The reinforcing filler for silicone rubber according to the present invention maintains excellent rubber reinforcing properties and dynamic fatigue durability by controlling the spray-drying conditions without the need for pulverization and classification. However, there is an effect that hydrated silica having a high bulk specific gravity and improved workability can be obtained.

Claims (4)

[Claims] 1. A hydrated silicate cake obtained by a reaction between an alkali metal silicate and a mineral acid is adjusted to a slurry concentration of 150 g / l or less, and the suspension is spray-dried hydrated silicate. Physical properties after drying, BET specific surface area is 1
Reinforcement filling for silicone rubber characterized in that the secondary aggregated particles have a mean particle size (weight distribution) of not more than 14 μm and a bulk specific gravity exceeding 150 g / l by a Coulter counter method, which is 50 to 250 m ² / g. Agent. 2. The reinforcing filler according to claim 1, wherein the average particle size (weight distribution) of the secondary aggregated particles is 5 to 13 μm. 3. The bulk specific gravity after spray drying is from 150 g / l to 2 g / l.
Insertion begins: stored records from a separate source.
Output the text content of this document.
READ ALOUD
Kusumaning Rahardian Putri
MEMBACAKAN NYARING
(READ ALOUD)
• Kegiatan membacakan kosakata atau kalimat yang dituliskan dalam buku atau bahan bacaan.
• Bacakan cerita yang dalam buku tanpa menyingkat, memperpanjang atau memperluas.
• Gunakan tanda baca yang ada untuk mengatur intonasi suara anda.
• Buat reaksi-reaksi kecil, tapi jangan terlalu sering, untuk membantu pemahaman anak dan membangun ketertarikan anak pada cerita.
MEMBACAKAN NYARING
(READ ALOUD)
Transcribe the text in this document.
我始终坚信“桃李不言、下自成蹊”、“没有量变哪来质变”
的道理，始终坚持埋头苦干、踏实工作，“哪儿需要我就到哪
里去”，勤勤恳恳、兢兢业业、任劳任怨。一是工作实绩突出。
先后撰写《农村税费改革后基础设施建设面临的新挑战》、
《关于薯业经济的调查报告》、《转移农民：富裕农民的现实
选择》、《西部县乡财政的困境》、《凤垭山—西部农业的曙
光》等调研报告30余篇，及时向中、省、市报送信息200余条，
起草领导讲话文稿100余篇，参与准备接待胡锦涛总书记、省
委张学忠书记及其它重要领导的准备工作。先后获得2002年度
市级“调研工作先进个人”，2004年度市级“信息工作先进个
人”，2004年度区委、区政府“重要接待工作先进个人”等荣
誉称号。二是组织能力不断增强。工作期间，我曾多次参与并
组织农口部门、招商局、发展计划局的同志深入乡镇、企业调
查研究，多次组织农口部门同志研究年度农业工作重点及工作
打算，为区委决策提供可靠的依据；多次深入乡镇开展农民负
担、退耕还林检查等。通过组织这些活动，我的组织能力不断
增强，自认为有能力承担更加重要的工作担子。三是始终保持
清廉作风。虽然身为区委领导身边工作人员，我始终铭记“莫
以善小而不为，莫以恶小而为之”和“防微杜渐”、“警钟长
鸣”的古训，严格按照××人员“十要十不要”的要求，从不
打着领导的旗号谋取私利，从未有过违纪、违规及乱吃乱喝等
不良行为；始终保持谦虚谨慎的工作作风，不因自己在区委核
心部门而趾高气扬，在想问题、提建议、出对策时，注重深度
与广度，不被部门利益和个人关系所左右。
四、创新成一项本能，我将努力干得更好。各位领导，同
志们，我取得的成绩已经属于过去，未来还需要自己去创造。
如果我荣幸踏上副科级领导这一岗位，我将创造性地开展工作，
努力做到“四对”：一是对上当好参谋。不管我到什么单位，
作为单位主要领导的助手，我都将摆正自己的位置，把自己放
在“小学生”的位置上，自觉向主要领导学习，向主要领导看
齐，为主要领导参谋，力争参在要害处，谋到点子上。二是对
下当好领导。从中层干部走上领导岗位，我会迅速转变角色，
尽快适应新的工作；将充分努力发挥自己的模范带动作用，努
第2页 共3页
The reinforcing filler according to claim 1, wherein the amount is 00 g / l. 4. A step of obtaining a hydrous silicate cake by a reaction between an alkali metal silicate and a mineral acid and subsequent dehydration, and adding a slurry to the obtained hydrous silicate cake by adding a slurry concentration of 50 to 1
A step of preparing a 50 g / l suspension and a step of spray-drying the slurry adjusted to the above-described concentration, wherein the average particle diameter (weight distribution) of secondary aggregated particles of the hydrous silicic acid after spray drying is measured by a Coulter counter method. ) Is controlled to be 14 μm or less, the BET specific surface area is 150 to 250 m ² / g, and the bulk specific gravity exceeds 150 g / l without pulverizing treatment. 3. The method for producing hydrated silicic acid as a reinforcing filler for silicone rubber according to any one of 3.